Though these devices contain a radioactive substance, it is currently believed that self-powered lighting does not pose a significant health concern. A 2007 report by the UK government's Health Protection Agency Advisory Group on Ionizing Radiation declared the health risks of tritium exposure to be double that previously set by the International Commission on Radiological Protection, but encapsulated tritium lighting devices, typically taking the form of a luminous glass tube embedded in a thick block of clear plastic, prevent the user from being exposed to the tritium at all unless the device is broken apart.

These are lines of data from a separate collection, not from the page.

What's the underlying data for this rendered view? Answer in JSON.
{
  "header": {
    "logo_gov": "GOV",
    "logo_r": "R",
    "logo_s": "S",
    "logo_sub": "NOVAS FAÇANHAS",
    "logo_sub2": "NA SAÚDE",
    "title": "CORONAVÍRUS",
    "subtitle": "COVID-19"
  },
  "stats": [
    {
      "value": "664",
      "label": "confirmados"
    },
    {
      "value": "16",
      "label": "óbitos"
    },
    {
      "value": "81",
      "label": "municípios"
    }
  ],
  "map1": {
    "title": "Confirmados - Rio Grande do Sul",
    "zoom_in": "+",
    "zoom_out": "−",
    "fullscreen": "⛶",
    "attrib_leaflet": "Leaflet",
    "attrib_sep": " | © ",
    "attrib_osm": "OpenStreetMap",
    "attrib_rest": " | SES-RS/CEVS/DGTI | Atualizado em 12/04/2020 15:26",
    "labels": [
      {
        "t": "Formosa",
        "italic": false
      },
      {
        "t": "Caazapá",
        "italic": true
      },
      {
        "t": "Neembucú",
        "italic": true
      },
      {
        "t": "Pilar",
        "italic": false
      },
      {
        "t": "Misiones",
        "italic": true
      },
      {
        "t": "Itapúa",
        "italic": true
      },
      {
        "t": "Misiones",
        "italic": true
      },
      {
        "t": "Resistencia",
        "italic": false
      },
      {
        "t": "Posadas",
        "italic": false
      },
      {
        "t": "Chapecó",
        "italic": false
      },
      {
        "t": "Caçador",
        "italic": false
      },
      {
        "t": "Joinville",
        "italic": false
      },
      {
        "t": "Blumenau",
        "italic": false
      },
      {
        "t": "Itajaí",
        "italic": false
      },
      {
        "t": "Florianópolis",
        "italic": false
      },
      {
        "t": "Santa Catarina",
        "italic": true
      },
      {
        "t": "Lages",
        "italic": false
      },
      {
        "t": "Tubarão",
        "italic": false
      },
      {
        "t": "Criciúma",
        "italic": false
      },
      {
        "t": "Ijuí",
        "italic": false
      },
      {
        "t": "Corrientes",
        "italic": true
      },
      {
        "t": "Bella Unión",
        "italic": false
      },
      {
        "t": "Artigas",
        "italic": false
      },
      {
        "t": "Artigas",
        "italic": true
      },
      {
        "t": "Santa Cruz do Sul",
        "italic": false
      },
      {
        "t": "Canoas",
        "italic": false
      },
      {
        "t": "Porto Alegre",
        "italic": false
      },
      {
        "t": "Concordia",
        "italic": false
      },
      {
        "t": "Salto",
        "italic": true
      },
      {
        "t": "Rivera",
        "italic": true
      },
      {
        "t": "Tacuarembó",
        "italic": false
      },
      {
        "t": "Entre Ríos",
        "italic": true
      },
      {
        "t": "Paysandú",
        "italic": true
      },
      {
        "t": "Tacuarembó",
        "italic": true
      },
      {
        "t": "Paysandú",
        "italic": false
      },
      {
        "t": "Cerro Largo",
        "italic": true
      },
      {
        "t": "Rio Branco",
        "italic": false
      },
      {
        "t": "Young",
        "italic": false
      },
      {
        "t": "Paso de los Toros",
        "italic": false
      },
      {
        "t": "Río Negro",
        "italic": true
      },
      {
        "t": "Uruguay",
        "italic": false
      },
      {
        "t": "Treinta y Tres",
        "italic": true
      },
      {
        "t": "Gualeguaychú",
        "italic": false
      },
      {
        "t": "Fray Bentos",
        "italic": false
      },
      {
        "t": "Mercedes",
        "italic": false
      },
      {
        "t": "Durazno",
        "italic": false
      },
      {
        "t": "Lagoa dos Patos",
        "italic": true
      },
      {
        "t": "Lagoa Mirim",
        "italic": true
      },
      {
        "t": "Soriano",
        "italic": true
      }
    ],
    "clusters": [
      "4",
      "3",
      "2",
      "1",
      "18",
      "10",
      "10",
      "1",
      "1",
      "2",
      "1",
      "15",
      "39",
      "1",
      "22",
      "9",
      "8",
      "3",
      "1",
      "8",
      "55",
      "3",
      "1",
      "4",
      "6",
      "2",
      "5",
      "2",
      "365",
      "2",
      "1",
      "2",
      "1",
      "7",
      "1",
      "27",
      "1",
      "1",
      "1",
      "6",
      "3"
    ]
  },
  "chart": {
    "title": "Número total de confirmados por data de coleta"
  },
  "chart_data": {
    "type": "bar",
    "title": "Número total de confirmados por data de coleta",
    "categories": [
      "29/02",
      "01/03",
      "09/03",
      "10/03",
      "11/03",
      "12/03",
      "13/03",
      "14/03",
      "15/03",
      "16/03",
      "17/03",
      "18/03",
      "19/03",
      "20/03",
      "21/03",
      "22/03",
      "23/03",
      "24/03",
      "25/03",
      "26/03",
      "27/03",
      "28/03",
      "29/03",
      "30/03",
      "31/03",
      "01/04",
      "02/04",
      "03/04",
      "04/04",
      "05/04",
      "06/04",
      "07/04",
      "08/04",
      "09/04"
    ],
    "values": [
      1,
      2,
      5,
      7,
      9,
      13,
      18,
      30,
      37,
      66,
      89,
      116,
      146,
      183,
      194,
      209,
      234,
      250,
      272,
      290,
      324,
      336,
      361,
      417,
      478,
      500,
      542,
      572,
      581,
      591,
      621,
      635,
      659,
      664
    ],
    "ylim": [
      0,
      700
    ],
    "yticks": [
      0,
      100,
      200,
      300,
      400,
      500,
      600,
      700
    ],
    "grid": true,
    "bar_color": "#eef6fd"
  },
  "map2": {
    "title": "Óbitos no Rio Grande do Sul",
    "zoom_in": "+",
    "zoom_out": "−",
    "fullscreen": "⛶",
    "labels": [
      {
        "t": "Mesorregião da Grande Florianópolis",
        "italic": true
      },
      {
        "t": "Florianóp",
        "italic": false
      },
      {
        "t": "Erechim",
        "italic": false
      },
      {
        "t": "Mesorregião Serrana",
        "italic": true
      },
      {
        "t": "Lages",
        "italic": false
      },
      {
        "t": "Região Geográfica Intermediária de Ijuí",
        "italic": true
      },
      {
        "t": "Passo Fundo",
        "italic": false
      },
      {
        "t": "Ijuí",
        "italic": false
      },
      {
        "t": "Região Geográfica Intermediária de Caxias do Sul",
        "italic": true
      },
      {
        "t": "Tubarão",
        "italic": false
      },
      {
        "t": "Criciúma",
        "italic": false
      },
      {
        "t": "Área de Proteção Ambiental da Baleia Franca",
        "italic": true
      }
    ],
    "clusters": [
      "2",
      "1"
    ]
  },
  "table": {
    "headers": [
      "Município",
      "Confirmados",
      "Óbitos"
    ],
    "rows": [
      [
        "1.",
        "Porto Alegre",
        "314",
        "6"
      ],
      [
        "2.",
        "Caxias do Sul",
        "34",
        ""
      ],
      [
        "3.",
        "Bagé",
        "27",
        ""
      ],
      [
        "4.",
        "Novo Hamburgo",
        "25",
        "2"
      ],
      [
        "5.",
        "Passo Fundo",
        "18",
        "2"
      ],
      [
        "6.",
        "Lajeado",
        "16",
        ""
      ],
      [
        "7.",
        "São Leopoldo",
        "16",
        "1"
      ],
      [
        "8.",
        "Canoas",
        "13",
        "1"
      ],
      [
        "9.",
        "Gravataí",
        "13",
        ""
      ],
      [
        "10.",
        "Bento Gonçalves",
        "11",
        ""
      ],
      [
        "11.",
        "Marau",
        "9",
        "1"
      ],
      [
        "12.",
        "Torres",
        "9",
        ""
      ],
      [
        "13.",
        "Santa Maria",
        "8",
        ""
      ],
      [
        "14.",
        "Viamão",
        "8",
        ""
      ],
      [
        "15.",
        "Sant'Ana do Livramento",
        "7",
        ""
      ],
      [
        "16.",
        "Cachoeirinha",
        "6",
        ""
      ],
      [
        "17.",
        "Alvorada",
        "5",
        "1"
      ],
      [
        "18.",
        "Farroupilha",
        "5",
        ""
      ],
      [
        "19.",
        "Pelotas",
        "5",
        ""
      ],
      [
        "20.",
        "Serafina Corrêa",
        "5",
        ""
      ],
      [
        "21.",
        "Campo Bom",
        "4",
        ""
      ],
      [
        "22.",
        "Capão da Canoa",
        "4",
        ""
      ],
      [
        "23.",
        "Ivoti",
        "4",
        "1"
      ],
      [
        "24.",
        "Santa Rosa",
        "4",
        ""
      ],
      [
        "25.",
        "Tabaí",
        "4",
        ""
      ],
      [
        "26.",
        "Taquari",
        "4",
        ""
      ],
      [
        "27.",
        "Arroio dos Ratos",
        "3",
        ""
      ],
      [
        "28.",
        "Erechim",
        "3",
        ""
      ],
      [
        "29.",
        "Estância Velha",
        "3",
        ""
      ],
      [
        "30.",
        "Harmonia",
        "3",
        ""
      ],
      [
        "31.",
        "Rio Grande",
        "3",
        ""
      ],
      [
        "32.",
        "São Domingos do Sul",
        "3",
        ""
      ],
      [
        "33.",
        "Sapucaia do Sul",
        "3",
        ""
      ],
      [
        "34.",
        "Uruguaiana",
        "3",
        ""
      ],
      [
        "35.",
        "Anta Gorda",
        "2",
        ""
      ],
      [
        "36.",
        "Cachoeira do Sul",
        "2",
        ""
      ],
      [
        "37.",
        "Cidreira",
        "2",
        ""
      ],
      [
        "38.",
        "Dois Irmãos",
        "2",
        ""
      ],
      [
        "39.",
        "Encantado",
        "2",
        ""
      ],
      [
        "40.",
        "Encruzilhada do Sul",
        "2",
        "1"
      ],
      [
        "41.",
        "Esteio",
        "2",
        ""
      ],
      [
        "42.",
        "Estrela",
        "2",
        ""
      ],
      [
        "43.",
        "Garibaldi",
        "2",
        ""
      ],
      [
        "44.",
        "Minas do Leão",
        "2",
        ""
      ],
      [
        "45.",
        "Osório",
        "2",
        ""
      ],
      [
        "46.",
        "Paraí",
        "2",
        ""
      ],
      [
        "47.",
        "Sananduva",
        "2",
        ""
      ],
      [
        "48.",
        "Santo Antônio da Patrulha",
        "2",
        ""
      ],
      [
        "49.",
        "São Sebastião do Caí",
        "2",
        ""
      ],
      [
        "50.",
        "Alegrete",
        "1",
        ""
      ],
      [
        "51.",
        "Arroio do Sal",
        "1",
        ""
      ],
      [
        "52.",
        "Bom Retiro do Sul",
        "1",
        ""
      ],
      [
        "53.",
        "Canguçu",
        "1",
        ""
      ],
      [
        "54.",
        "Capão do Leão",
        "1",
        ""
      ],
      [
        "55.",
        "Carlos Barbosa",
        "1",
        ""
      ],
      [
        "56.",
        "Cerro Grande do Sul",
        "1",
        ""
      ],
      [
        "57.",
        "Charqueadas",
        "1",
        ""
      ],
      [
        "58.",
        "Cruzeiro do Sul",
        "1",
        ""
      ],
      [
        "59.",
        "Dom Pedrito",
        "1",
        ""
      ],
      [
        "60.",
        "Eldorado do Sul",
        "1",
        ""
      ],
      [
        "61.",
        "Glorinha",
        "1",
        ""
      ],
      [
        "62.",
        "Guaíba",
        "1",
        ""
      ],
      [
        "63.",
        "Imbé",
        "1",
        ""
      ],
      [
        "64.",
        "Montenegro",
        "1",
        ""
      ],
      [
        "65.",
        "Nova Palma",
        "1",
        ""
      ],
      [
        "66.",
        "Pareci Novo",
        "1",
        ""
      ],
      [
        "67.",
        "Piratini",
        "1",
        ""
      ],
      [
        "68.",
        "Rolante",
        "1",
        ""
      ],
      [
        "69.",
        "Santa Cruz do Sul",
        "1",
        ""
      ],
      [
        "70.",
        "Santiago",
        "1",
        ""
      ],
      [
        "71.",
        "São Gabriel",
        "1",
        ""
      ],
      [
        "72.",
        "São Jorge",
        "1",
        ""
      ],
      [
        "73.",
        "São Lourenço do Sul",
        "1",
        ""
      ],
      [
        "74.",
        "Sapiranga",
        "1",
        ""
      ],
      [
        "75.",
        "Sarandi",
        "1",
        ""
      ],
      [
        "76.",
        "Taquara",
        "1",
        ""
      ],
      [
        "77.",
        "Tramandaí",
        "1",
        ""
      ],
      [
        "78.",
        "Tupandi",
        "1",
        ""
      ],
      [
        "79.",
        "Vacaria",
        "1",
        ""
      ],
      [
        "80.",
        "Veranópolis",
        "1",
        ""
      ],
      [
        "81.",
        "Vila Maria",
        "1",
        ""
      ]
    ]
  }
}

Tritium presents no external beta radiation threat when encapsulated in non-hydrogen-permeable containers due to its low penetration depth, which is too short to penetrate intact human skin. However, GTLS devices do emit low levels of X-rays due to bremsstrahlung. According to a report by the OECD, any external radiation from a gaseous tritium light device is solely due to bremsstrahlung, usually in the range of 8–14 keV. The bremsstrahlung dose rate cannot be calculated from the properties of tritium alone, as the dose rate and effective energy is dependent on the form of containment. A bare, cylindrical vial GTLS constructed of 0.1 mm thick glass that is 10 mm long and 0.5 mm in diameter will yield a surface dose rate of 100 millirads per hour per curie. If the same vial were instead constructed of 1 mm thick glass and enclosed in a plastic covering that is 2–3 mm thick, the GTLS will yield a surface dose rate of 1 millirad per hour per curie. The dose rate measured from 10 mm away will be two orders of magnitude lower than the measured surface dose rate. Given that the half-value thickness of 10 keV photon radiation in water is about 1.4 mm, the attenuation provided by tissue overlaying blood-forming organs is considerable.

The primary danger from tritium arises if it is inhaled, ingested, injected, or absorbed into the body. This results in the absorption of the emitted radiation in a small region of the body, again due to the low penetration depth. The biological half-life of tritium – the time it takes for half of an ingested dose to be expelled from the body – is low, at only 12 days. Tritium excretion can be accelerated further by increasing water intake to 3–4 liters/day. Direct, short-term exposure to small amounts of tritium is mostly harmless. If a tritium tube breaks, one should leave the area and allow the gas to diffuse into the air. Tritium exists naturally in the environment, but in very small quantities.

==Legislation==

Products containing tritium are controlled by law because tritium is used in boosted fission weapons and thermonuclear weapons (though in quantities several thousand times larger than that in a keychain). In the US, devices such as self-luminous exit signs, gauges, wristwatches, etc. that contain small amounts of tritium are under the jurisdiction of the Nuclear Regulatory Commission, and are subject to possession, distribution, and import and export regulations found in 10 CFR Parts, 30, 32, and 110. They are also subject to regulations for possession, use, and disposal in certain states. Luminous products containing more tritium than needed for a wristwatch are not widely available at retail outlets in the United States.

Tritium products are readily sold and used in the UK and US. They are regulated in England and Wales by environmental health departments of local councils. In Australia products containing tritium are licence exempt if they contain less than 1e6 Bq/g tritium and have a total activity of less than 1e9 Bq, except for in safety devices where the limit is 74e9 Bq total activity.